BDMLR Medics responded to a report of a stranded dolphin in Finstown, Orkney at 10am on Thursday 5 October. On arrival, Medics found the dolphin along with a second unreported animal.
Full assessments were carried out with the help of a local veterinarian and the dolphins were found to be 2.1m and 1.6m in length, both female and in good body condition, and as good rescue candidates the decision was made to refloat both animals. However, they were in a difficult location and needed to be moved a short distance by road to open water so, with help from a local farm, both were loaded onto a flatbed trailer which was kindly made available to us. In convoy with the local HM Coastguard team, the short journey was made to the nearby Finstown slipway; a far better location.
The dolphins responded well once returned to the water and Medics continued to support them until their muscle tone had returned and they began heading out into deeper water. Although both appeared to swim strongly the dolphins did not move away from the immediate area and over the course of the next hour made their way back towards The Ouse.
Unfortunately both animals swam straight under a narrow bridge back into The Ouse about an hour and a half after they had been refloated. As the weather deteriorated Medics continued to observe the animals free swimming in The Ouse hoping they may have made their way back out. Whilst monitoring the dolphins, Medics noticed the larger animal appeared to be leaning quite heavily to one side and was struggling to swim in a straight line, and the smaller was repeatedly pushing her to try and keep her swimming straight.
At low tide the larger of the two dolphins stranded again and at this point the decision was made by Medics and the local vet that the best option was for her to be euthanised. As darkness had now fallen Medics began conducting systematic sweeps of the shoreline in search of the second animal which was now at high risk of stranding due to the low tide.
Within an hour the smaller animal was discovered laying upright on the mud and Medics, alongside HM Coastguard officers (acting as safety cover), recovered the dolphin to a waiting trailer where a new release site was chosen. The dolphin was taken to nearby Tingwall where a second attempt was made to return her to the water.
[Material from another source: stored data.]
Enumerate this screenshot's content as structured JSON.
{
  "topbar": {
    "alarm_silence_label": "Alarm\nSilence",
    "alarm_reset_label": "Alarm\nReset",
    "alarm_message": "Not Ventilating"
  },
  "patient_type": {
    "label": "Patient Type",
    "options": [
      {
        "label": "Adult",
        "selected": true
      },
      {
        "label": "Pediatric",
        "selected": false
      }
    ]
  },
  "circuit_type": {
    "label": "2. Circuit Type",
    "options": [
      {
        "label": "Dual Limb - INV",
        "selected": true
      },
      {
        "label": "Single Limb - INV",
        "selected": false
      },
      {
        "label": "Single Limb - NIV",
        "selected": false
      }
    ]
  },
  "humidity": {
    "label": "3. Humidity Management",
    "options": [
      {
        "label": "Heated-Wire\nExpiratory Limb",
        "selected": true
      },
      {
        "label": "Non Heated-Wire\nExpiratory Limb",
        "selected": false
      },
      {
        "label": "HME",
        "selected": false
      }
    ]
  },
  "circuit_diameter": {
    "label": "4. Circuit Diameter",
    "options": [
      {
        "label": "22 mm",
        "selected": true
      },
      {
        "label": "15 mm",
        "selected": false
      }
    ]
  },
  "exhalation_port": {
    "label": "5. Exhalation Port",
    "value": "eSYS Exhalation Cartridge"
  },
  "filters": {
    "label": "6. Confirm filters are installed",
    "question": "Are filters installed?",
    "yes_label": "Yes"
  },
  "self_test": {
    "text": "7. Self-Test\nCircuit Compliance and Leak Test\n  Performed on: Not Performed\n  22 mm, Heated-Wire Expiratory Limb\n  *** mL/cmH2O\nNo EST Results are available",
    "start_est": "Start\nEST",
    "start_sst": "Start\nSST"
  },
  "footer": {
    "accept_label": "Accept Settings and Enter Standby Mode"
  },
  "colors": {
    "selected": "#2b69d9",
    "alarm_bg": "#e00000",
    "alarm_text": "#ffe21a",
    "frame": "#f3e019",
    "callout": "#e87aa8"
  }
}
Medics supported the dolphin for around half an hour before she was ready to go and once released she gave some powerful kicks and began heading into deeper water. The rescue team stood down soon after midnight after what had turned into a 14 hour long rescue.
This rescue involved a huge amount of work by a large group of Medics and supporting organisations. We would like to thank all the Orkney residents who offered their support with vehicles and trailers or with coffee and cake, and to Flett and Carmicheal Veterinary Surgeons for their continued support. We would also like to thank the local Coastguard team which provides us with safety cover, without which we wouldn’t be able to carry out this sort of rescue.